Random String Shortcode To Fix A PDF Caching Problem

On my church’s website, we post links to our missionaries’ newsletters as PDF files. We have a problem with browsers caching the older newsletters so even though a new file is on the server, the older file appears in the browsers. Not even clearing the cache seems to work. Adding to the problem is when Cloudflare.com caches the file, so I have to log in and delete the cache there.

One solution is to rename the PDF file and then change the link on the site every time. But we like to be lazy efficient around here, so I came up with a shortcode function that inserts a random string.

Adding a question mark and a random string to the end of the link so the browser would  fetch the latest version of the file rather than get the cached version in their browser’s history.

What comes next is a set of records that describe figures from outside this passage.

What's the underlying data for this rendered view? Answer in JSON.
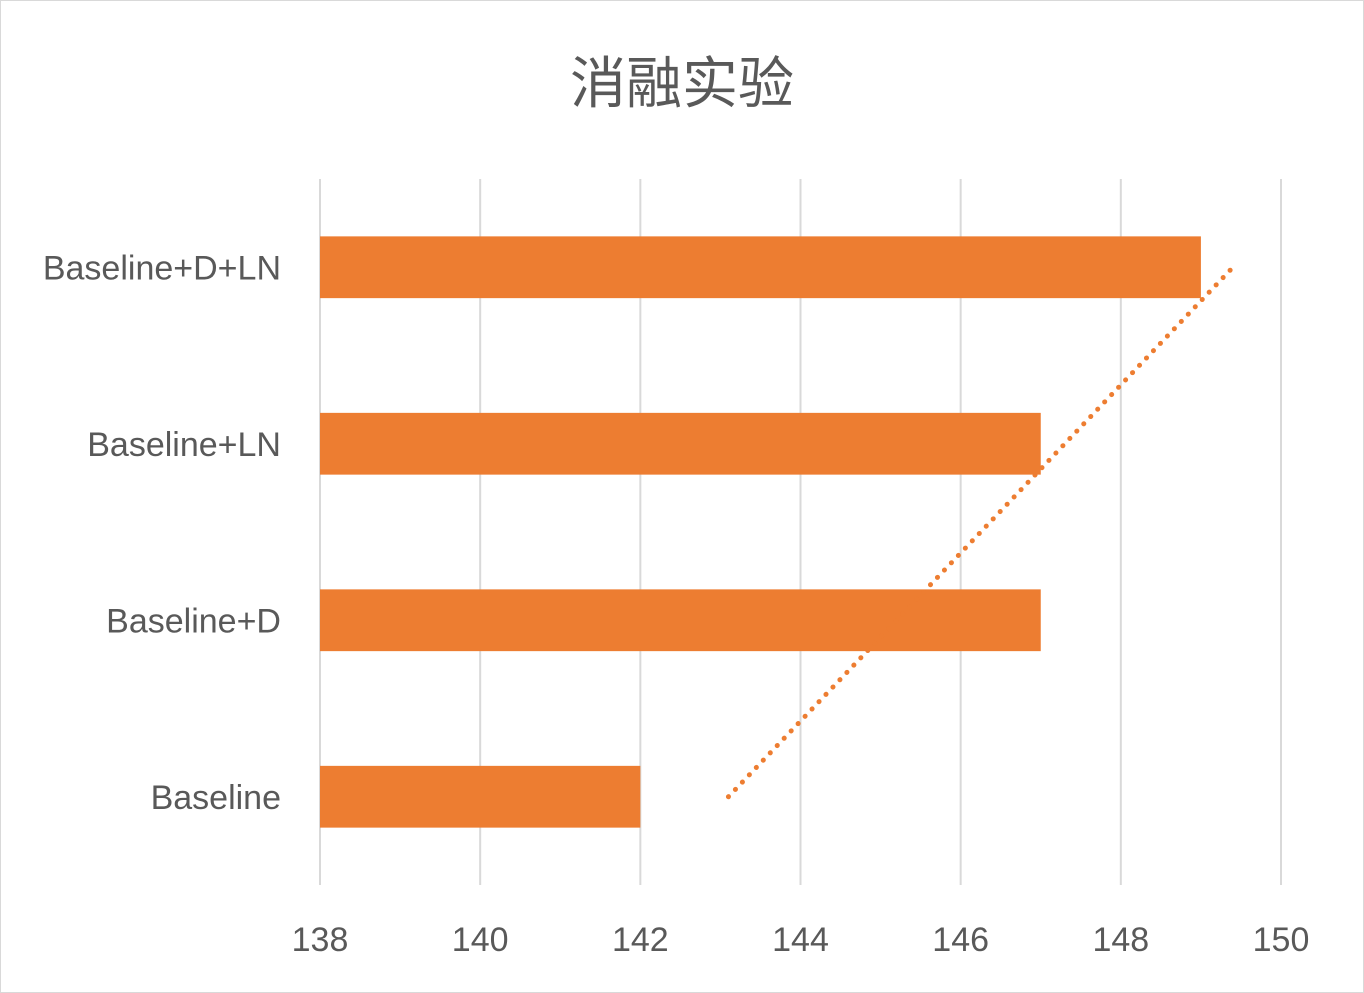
{
  "chart_data": {
    "type": "bar",
    "orientation": "horizontal",
    "title": "消融实验",
    "categories": [
      "Baseline",
      "Baseline+D",
      "Baseline+LN",
      "Baseline+D+LN"
    ],
    "values": [
      142,
      147,
      147,
      149
    ],
    "xlim": [
      138,
      150
    ],
    "xticks": [
      "138",
      "140",
      "142",
      "144",
      "146",
      "148",
      "150"
    ],
    "grid": "vertical",
    "legend": "none",
    "trendline": {
      "type": "linear",
      "style": "dotted"
    },
    "colors": {
      "bar": "#ED7D31",
      "grid": "#d9d9d9",
      "text": "#595959",
      "trendline": "#ED7D31"
    }
  }
}
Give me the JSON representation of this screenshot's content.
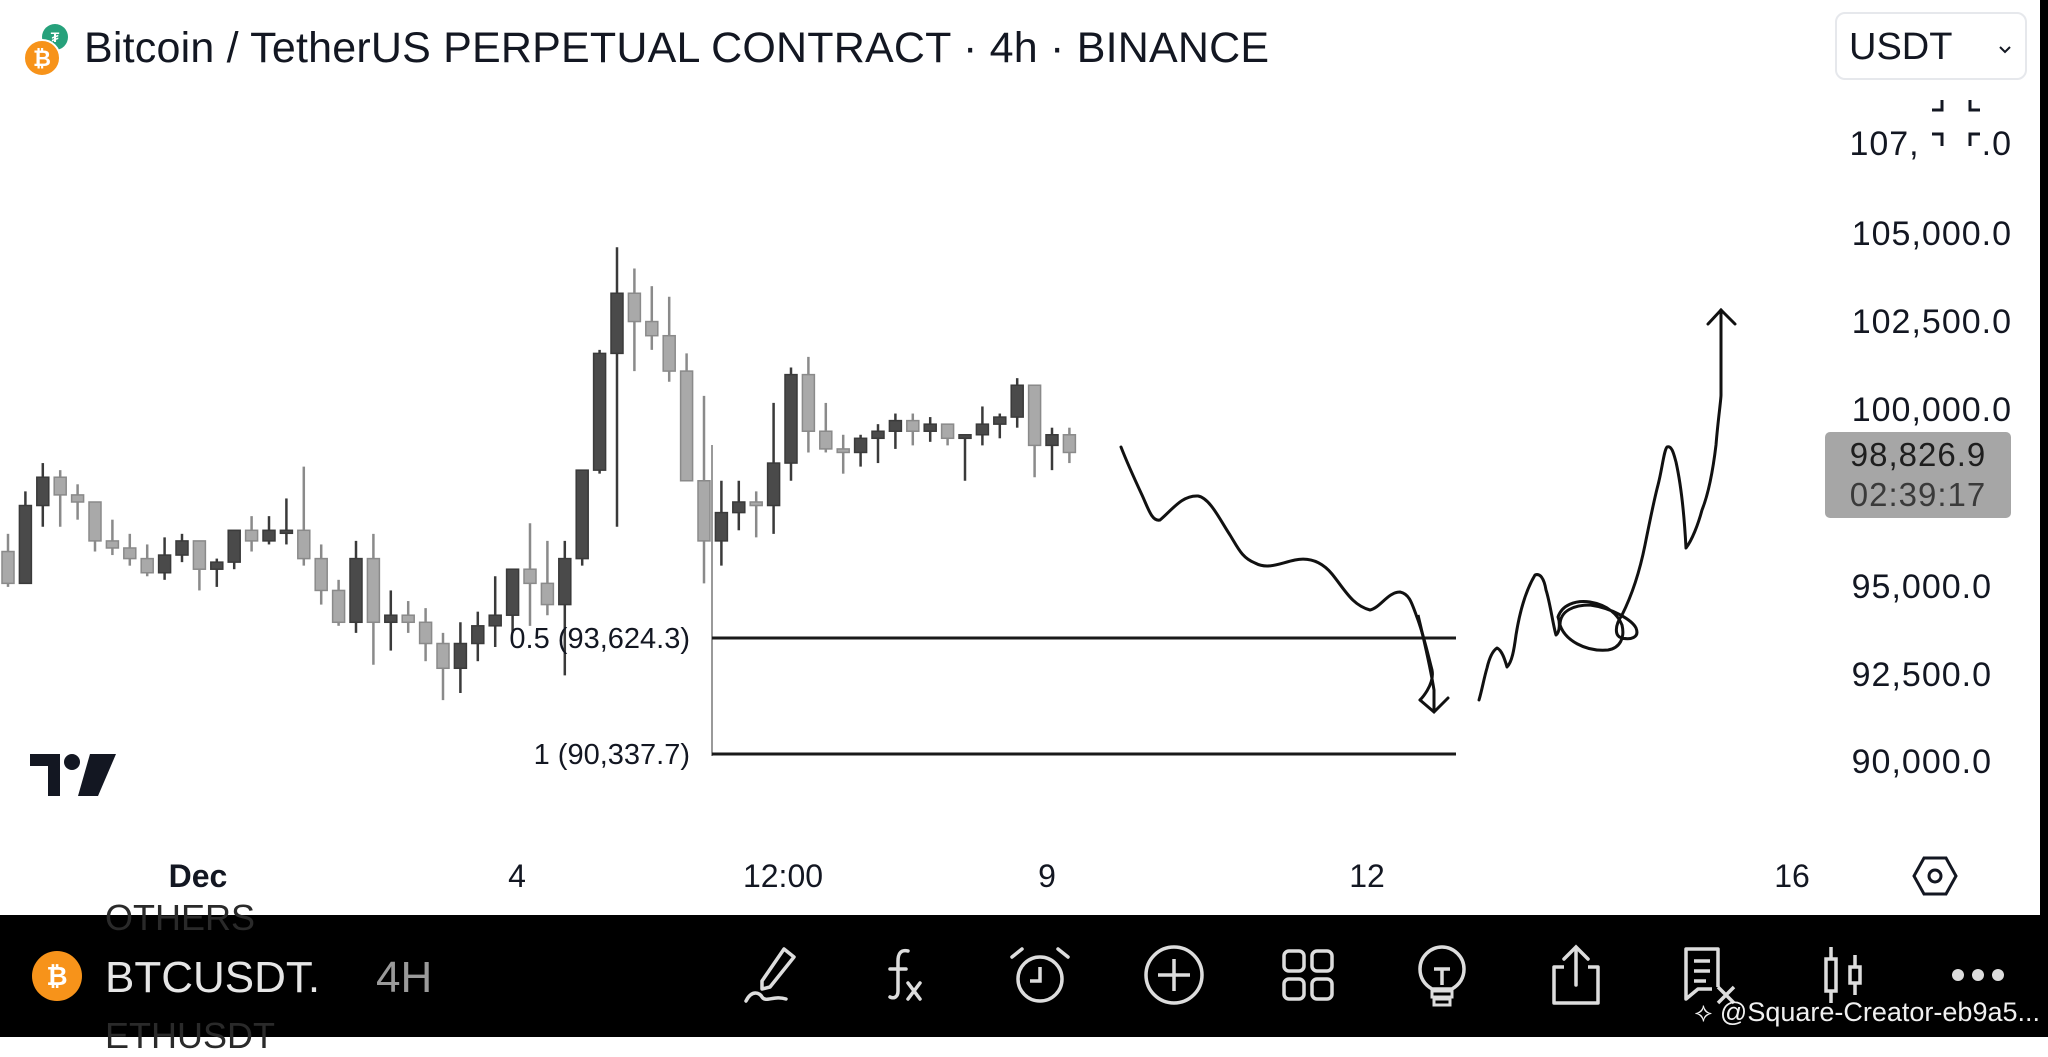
{
  "header": {
    "title": "Bitcoin / TetherUS PERPETUAL CONTRACT · 4h · BINANCE",
    "currency_select": "USDT",
    "icons": [
      "bitcoin-icon",
      "tether-icon",
      "chevron-down-icon",
      "fullscreen-collapse-icon"
    ]
  },
  "y_axis": {
    "labels": [
      {
        "text": "107,500.0",
        "value": 107500,
        "display": "107, ⌟⌞ .0"
      },
      {
        "text": "105,000.0",
        "value": 105000
      },
      {
        "text": "102,500.0",
        "value": 102500
      },
      {
        "text": "100,000.0",
        "value": 100000
      },
      {
        "text": "95,000.0",
        "value": 95000
      },
      {
        "text": "92,500.0",
        "value": 92500
      },
      {
        "text": "90,000.0",
        "value": 90000
      }
    ],
    "current_price": "98,826.9",
    "countdown": "02:39:17"
  },
  "x_axis": {
    "labels": [
      "Dec",
      "4",
      "12:00",
      "9",
      "12",
      "16"
    ]
  },
  "fib_levels": [
    {
      "label": "0.5 (93,624.3)",
      "level": 0.5,
      "price": 93624.3
    },
    {
      "label": "1 (90,337.7)",
      "level": 1,
      "price": 90337.7
    }
  ],
  "bottom_bar": {
    "symbol": "BTCUSDT.",
    "timeframe": "4H",
    "ghost_above": "OTHERS",
    "ghost_below": "ETHUSDT",
    "tools": [
      "draw-icon",
      "indicators-fx-icon",
      "alert-clock-icon",
      "add-circle-icon",
      "layout-grid-icon",
      "ideas-bulb-icon",
      "share-icon",
      "orders-icon",
      "chart-type-candles-icon",
      "more-icon"
    ],
    "watermark": "@Square-Creator-eb9a5..."
  },
  "colors": {
    "bull_candle": "#4a4a4a",
    "bear_candle": "#a9a9a9",
    "bitcoin_orange": "#f7931a",
    "tether_teal": "#26a17b",
    "price_box": "#a6a6a6",
    "bar_bg": "#000000"
  },
  "chart_data": {
    "type": "candlestick",
    "title": "Bitcoin / TetherUS PERPETUAL CONTRACT · 4h · BINANCE",
    "xlabel": "",
    "ylabel": "USDT",
    "ylim": [
      88500,
      108500
    ],
    "x_ticks": [
      "Dec",
      "4",
      "12:00",
      "9",
      "12",
      "16"
    ],
    "y_ticks": [
      90000,
      92500,
      95000,
      97500,
      100000,
      102500,
      105000,
      107500
    ],
    "grid": false,
    "last_price": 98826.9,
    "candles_ohlc_approx": [
      [
        96000,
        96500,
        95000,
        95100
      ],
      [
        95100,
        97700,
        95100,
        97300
      ],
      [
        97300,
        98500,
        96700,
        98100
      ],
      [
        98100,
        98300,
        96700,
        97600
      ],
      [
        97600,
        97900,
        96900,
        97400
      ],
      [
        97400,
        97400,
        96000,
        96300
      ],
      [
        96300,
        96900,
        95900,
        96100
      ],
      [
        96100,
        96500,
        95600,
        95800
      ],
      [
        95800,
        96200,
        95300,
        95400
      ],
      [
        95400,
        96400,
        95200,
        95900
      ],
      [
        95900,
        96500,
        95700,
        96300
      ],
      [
        96300,
        96300,
        94900,
        95500
      ],
      [
        95500,
        95800,
        95000,
        95700
      ],
      [
        95700,
        96600,
        95500,
        96600
      ],
      [
        96600,
        97000,
        96000,
        96300
      ],
      [
        96300,
        97000,
        96200,
        96600
      ],
      [
        96600,
        97500,
        96200,
        96600
      ],
      [
        96600,
        98400,
        95600,
        95800
      ],
      [
        95800,
        96200,
        94500,
        94900
      ],
      [
        94900,
        95200,
        93900,
        94000
      ],
      [
        94000,
        96300,
        93700,
        95800
      ],
      [
        95800,
        96500,
        92800,
        94000
      ],
      [
        94000,
        94900,
        93200,
        94200
      ],
      [
        94200,
        94600,
        93700,
        94000
      ],
      [
        94000,
        94400,
        92900,
        93400
      ],
      [
        93400,
        93700,
        91800,
        92700
      ],
      [
        92700,
        94000,
        92000,
        93400
      ],
      [
        93400,
        94300,
        92900,
        93900
      ],
      [
        93900,
        95300,
        93300,
        94200
      ],
      [
        94200,
        95500,
        93700,
        95500
      ],
      [
        95500,
        96800,
        93900,
        95100
      ],
      [
        95100,
        96300,
        94200,
        94500
      ],
      [
        94500,
        96300,
        92500,
        95800
      ],
      [
        95800,
        98300,
        95600,
        98300
      ],
      [
        98300,
        101700,
        98200,
        101600
      ],
      [
        101600,
        104600,
        96700,
        103300
      ],
      [
        103300,
        104000,
        101100,
        102500
      ],
      [
        102500,
        103500,
        101700,
        102100
      ],
      [
        102100,
        103200,
        100800,
        101100
      ],
      [
        101100,
        101600,
        98500,
        98000
      ],
      [
        98000,
        100400,
        95100,
        96300
      ],
      [
        96300,
        98000,
        95600,
        97100
      ],
      [
        97100,
        98000,
        96600,
        97400
      ],
      [
        97400,
        97700,
        96400,
        97300
      ],
      [
        97300,
        100200,
        96500,
        98500
      ],
      [
        98500,
        101200,
        98000,
        101000
      ],
      [
        101000,
        101500,
        98800,
        99400
      ],
      [
        99400,
        100200,
        98800,
        98900
      ],
      [
        98900,
        99300,
        98200,
        98800
      ],
      [
        98800,
        99300,
        98400,
        99200
      ],
      [
        99200,
        99600,
        98500,
        99400
      ],
      [
        99400,
        99900,
        98900,
        99700
      ],
      [
        99700,
        99900,
        99000,
        99400
      ],
      [
        99400,
        99800,
        99100,
        99600
      ],
      [
        99600,
        99600,
        99000,
        99200
      ],
      [
        99200,
        99300,
        98000,
        99300
      ],
      [
        99300,
        100100,
        99000,
        99600
      ],
      [
        99600,
        99900,
        99200,
        99800
      ],
      [
        99800,
        100900,
        99500,
        100700
      ],
      [
        100700,
        100700,
        98100,
        99000
      ],
      [
        99000,
        99500,
        98300,
        99300
      ],
      [
        99300,
        99500,
        98500,
        98800
      ]
    ],
    "annotations": [
      {
        "type": "fib_retracement",
        "levels": [
          {
            "level": 0.5,
            "price": 93624.3
          },
          {
            "level": 1,
            "price": 90337.7
          }
        ]
      },
      {
        "type": "freehand_projection",
        "description": "decline from ~99,000 to below 92,000 (arrow down)"
      },
      {
        "type": "freehand_projection",
        "description": "recovery from ~91,500 rising to above 102,500 (arrow up), with circled consolidation near 94,000"
      }
    ]
  }
}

So for each newsletter link, I went into HTML mode and added

?[randomstring]

to the end of the link’s href attribute. So

<a href="http://domain.com/newsletter.pdf">Newsletter</a>

became

<a href="http://domain.com/newsletter.pdf?[randomstring]">Newsletter</a>

and when the post/page is rendered in a browser, [randomstring] would be replaced by a random string of 5 characters. 5 is the default, but the length can be changed by setting the “length” attribute in the shortcode like this:

[randomstring length=10]

Here is the code you need to add to your function.php file in your WordPress theme to make this work.

/*
 random string function
*/
if (!function_exists("random_string")) {
function random_string($atts, $content = null){
 extract(shortcode_atts(array(
 'length' => '5' 
 ),
 $atts));
 $l = $length;
 /*
 Credit: This section of code by "kriskra at gmail dot com"
 http://www.php.net/manual/en/ref.strings.php#84888
 */
 $c = "ABCDEFGHIJKLMNOPQRSTUVWXYZabcdefghijklmnopqrstuvwxwz0123456789";
 for(;$l > 0;$l--) $s .= $c{rand(0,strlen($c))};
 return str_shuffle($s);
}
}

add_shortcode('randomstring', 'random_string');

I decided to keep this simple by not letting the function add the question mark, because a need may arise where you need to use an ampersand instead or perhaps nothing at all.